NBA Tip-Off Predictions and Simulation

With the 2015-16 NBA season getting underway tonight, we take a look at previous year data and attempt to extrapolate an expected number of wins for each team this season. The method we propose is conservative in that we rely on previous season possession data and opening day rosters for each NBA team.

First, we identify team rosters and then build a model to identify scoring and defensive contribution of players per possession. If we do not have previous year possession data for a particular player, we find a similar caliber player and match that player’s score to the player in question. For instance, Metta World Peace is recovered by looking at Metta World Peace’s numbers from a season further in the past. Similarly, players with injuries are replaced with  previous year data, such as Kevin Durant. Finally if the player is a rookie, we use a clustering algorithm based on collegiate per game totals for the players. For instance, Jahlil Okafor (Philadelphia 76ers) matches relatively well to an Al Jefferson (Charlotte Hornets). This is purely an ad hoc approach, as we are interested in only a conservative model for predicting NBA teams.

Step One: Identifying Team Rosters

First we take note of the numerous roster changes for each team. We take note that there are eight key retirements heading into the 2015-16 NBA season: Elton Brand, Aaron Gray, Stephen Jackson, Andrei Kirilenko, Shawn Marion, Kenyon Martin, Jason Richardson, and Darius Songaila. Similarly, there were also 36 trades between June 11th and July 30th.  There were also 226 moves in Free Agency between July 2nd and October 26th, not including free agency re-signings with teams. Forty-three players moved overseas for competition. Twenty-eight players were waived; some claimed in the Free Agency moves. And finally, sixty players were selected in the 2015 NBA Draft. Overall, approximately 400 bodies exchanged between, towards, and away from teams.

In the end, each NBA started today with 15-man rosters, a total of 450 NBA players. Typically an NBA team will utilize 16-17 players over the course of a season. For the 2014-15 NBA season, there were a total of 492 players who saw at least one possession. Once the rosters were set, a copy of the rosters were obtained this morning and we looked towards building a crude model.
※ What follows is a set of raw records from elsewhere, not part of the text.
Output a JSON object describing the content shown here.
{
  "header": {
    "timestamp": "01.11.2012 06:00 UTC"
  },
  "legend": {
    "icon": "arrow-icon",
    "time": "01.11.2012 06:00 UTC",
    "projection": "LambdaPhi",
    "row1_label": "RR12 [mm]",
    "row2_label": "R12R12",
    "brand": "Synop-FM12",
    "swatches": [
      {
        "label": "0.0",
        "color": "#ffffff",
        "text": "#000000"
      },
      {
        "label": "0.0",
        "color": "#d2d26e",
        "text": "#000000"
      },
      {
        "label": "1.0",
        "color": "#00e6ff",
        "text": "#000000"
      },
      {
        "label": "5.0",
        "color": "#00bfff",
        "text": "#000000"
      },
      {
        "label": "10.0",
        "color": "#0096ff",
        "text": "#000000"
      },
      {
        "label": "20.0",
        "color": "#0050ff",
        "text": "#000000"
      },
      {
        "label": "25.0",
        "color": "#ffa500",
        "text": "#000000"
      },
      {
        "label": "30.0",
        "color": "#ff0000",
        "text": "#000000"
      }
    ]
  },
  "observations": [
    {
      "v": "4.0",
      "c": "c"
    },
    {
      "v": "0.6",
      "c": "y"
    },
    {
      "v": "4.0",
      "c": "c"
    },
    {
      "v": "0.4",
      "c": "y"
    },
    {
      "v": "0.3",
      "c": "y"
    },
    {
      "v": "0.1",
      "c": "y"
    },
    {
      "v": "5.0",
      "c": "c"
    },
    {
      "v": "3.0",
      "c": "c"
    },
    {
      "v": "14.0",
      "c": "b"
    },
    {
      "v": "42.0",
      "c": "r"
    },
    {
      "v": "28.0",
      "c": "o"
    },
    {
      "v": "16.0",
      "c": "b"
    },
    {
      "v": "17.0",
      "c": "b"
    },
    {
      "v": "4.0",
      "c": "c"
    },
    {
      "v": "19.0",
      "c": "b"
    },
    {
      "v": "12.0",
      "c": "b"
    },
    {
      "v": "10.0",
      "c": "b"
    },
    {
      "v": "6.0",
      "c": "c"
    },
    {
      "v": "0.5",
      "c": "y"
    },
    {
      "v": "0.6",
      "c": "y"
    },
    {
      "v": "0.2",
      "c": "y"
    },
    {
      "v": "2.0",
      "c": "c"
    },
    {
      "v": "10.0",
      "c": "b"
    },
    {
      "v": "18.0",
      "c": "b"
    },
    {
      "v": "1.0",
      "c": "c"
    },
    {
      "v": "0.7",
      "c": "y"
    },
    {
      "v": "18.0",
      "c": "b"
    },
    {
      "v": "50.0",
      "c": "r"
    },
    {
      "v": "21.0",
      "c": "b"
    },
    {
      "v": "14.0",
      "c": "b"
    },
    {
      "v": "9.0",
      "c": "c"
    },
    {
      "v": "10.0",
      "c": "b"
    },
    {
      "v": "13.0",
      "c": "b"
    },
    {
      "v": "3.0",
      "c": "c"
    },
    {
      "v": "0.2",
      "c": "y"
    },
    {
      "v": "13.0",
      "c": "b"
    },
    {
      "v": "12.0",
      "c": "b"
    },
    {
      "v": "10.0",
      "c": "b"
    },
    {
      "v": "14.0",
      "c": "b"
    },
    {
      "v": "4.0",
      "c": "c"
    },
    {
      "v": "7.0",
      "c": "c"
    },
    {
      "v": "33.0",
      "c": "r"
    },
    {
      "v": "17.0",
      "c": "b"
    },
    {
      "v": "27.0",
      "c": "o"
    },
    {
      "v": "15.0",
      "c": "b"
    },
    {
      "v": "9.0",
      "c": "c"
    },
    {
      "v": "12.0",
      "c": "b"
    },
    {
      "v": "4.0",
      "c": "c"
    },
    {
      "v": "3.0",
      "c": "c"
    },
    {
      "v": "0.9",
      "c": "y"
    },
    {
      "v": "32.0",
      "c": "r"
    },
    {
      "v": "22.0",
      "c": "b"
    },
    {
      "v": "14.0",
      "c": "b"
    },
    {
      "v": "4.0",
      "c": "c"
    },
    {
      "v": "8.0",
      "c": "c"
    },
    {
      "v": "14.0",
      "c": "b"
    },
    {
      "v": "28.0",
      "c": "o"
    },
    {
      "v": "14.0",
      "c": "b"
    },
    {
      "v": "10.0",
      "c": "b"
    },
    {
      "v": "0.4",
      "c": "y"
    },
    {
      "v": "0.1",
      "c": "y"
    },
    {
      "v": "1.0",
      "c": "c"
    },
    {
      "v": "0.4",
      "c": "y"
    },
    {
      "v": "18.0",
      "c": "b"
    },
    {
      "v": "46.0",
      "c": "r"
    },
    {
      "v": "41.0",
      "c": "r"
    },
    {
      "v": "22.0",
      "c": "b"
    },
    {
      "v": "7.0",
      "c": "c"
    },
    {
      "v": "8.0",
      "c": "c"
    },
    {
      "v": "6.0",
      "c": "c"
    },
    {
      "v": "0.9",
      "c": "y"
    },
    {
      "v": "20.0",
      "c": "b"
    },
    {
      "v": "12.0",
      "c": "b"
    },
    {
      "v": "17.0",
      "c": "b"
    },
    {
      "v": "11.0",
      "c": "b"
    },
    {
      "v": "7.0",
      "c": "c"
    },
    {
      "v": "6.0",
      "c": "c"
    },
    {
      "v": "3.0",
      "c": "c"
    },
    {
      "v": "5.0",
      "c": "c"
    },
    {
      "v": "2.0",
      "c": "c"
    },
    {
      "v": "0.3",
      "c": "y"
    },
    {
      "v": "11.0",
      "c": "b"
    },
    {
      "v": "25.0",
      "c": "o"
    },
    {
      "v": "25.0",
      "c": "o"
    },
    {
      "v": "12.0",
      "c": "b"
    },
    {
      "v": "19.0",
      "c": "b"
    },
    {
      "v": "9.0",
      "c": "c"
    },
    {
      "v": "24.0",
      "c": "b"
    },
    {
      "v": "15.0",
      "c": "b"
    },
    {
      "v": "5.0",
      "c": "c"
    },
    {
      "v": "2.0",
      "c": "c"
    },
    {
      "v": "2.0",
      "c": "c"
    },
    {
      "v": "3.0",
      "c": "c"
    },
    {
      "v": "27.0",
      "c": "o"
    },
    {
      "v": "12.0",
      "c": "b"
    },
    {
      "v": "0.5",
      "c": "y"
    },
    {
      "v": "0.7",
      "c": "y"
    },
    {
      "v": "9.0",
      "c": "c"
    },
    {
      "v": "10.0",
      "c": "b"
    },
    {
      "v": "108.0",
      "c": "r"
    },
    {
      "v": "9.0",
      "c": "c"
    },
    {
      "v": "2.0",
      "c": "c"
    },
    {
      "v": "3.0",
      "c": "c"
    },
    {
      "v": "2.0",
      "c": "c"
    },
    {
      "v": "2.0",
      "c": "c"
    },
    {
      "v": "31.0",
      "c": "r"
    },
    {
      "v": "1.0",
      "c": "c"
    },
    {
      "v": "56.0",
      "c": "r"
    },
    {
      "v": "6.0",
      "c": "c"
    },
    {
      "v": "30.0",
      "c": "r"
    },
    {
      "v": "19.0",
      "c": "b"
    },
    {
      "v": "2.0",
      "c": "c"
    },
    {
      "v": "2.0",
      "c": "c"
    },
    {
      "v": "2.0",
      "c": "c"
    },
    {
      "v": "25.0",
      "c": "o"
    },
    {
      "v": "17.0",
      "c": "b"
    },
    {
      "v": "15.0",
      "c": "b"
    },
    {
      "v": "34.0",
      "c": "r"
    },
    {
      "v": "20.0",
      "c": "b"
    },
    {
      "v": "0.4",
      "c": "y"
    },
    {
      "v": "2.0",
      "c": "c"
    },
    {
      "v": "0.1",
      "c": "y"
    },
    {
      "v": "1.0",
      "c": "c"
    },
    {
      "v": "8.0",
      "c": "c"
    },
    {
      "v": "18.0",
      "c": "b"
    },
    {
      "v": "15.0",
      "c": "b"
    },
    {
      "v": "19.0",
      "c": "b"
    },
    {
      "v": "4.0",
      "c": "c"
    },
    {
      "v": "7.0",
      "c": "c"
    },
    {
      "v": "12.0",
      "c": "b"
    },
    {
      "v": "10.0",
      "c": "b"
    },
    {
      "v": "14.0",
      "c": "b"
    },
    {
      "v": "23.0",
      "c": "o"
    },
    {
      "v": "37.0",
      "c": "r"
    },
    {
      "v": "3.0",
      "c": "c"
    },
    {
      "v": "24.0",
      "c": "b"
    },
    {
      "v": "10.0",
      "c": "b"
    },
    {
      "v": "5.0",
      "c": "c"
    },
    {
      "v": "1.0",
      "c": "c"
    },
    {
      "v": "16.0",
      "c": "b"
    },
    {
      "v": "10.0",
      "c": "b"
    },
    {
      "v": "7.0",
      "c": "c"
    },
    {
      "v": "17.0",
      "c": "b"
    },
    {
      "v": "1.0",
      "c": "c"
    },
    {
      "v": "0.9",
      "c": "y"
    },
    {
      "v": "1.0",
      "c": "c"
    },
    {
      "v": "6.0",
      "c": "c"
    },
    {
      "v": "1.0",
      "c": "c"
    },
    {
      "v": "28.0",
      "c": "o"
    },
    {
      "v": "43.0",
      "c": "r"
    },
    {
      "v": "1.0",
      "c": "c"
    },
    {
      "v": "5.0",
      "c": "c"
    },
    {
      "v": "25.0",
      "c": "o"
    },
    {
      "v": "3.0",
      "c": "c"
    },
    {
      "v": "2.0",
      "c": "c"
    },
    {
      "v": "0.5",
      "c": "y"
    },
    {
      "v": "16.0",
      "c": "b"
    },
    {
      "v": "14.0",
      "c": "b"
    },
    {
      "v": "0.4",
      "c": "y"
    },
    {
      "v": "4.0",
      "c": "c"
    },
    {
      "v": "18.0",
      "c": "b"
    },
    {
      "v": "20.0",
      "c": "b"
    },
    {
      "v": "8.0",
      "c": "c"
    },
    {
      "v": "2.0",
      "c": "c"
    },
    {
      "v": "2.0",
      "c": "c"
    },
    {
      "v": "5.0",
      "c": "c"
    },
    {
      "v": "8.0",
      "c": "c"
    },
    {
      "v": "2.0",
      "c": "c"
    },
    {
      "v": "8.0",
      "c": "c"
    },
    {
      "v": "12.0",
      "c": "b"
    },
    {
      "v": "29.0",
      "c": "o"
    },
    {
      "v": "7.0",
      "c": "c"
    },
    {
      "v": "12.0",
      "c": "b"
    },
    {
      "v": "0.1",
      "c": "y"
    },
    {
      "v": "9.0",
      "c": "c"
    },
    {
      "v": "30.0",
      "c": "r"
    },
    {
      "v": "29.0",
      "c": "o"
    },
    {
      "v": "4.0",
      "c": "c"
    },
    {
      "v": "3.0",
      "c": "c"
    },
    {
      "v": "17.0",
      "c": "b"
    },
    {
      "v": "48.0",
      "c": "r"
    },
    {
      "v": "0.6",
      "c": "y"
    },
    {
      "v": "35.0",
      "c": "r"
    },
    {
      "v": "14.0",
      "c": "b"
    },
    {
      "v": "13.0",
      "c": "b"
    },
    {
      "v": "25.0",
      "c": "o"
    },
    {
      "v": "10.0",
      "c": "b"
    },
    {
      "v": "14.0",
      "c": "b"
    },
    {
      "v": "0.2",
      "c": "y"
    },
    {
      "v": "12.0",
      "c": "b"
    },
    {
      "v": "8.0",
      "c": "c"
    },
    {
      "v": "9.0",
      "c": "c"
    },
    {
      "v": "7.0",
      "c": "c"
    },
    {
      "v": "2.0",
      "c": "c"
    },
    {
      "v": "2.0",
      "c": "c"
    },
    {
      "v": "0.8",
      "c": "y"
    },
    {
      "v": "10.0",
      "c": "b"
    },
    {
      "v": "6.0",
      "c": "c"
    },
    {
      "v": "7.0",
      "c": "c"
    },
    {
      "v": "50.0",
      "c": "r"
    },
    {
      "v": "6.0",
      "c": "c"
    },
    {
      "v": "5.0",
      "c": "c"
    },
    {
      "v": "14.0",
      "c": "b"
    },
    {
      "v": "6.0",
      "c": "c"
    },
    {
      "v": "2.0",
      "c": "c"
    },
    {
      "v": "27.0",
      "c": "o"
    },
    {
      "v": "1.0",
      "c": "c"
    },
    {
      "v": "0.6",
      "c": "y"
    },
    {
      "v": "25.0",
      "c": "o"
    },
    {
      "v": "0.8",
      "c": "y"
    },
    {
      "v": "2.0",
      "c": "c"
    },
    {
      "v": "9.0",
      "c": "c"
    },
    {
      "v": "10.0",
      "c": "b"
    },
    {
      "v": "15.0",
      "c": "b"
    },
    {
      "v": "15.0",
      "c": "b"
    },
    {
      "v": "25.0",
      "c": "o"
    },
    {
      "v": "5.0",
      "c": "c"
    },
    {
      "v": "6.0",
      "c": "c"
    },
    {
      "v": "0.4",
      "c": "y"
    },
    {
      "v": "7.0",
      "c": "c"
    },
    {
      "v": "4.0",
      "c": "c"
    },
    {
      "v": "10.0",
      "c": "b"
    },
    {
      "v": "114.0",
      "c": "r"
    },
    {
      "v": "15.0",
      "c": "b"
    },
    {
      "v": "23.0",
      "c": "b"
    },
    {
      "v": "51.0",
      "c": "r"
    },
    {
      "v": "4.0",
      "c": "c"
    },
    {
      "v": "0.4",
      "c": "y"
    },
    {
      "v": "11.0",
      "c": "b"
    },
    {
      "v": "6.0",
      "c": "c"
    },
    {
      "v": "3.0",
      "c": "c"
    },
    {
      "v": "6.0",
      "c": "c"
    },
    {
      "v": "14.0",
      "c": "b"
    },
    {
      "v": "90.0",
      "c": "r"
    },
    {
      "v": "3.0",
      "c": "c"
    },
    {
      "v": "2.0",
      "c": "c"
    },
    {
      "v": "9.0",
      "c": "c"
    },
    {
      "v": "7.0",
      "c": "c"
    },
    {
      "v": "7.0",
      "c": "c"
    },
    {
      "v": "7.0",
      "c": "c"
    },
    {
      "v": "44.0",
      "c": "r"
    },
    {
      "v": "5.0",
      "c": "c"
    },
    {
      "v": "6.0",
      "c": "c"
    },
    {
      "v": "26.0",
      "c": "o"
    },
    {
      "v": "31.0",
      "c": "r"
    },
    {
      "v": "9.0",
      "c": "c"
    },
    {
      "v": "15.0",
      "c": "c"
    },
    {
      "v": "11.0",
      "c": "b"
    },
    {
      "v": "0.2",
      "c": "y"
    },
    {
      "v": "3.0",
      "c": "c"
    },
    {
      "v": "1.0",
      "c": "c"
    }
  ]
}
Step Two: Use the Players’ Pasts to Identify Ability of Players

Once we had rosters for each team, we set out to obtain a score for each player. Let’s walk through an example of the New Orleans Pelicans. As of this morning, the Pelicans roster is given as:

  • PG: Norris Cole, Jrue Holiday, Nate Robinson, Ish Smith
  • SG: Tyreke Evans, Eric Gordon
  • SF: Luke Babbitt, Alonzo Gee, Quincy Pondexter
  • PF: Ryan Anderson, Dante Cunningham, Anthony Davis
  • C: Alexis Ajinca, Omer Asik, Kendrick Perkins

We then obtain the weights obtained from the positive interactions model we identified in the previous year. By doing this, we identify that Tyreke Evans and Anthony Davis are the two top players on the team with scores of 1.726342 and 1.478787, respectively. This means that when these two players are on the court, the Pelicans expect a total of three extra positive actions per possession compared to all other players on the court. Keep in mind, if they are on the court with Kyle Korver (3.18), their effect is negated. So this does not mean that we expect those three actions to happen, but rather relative to the other players on the court.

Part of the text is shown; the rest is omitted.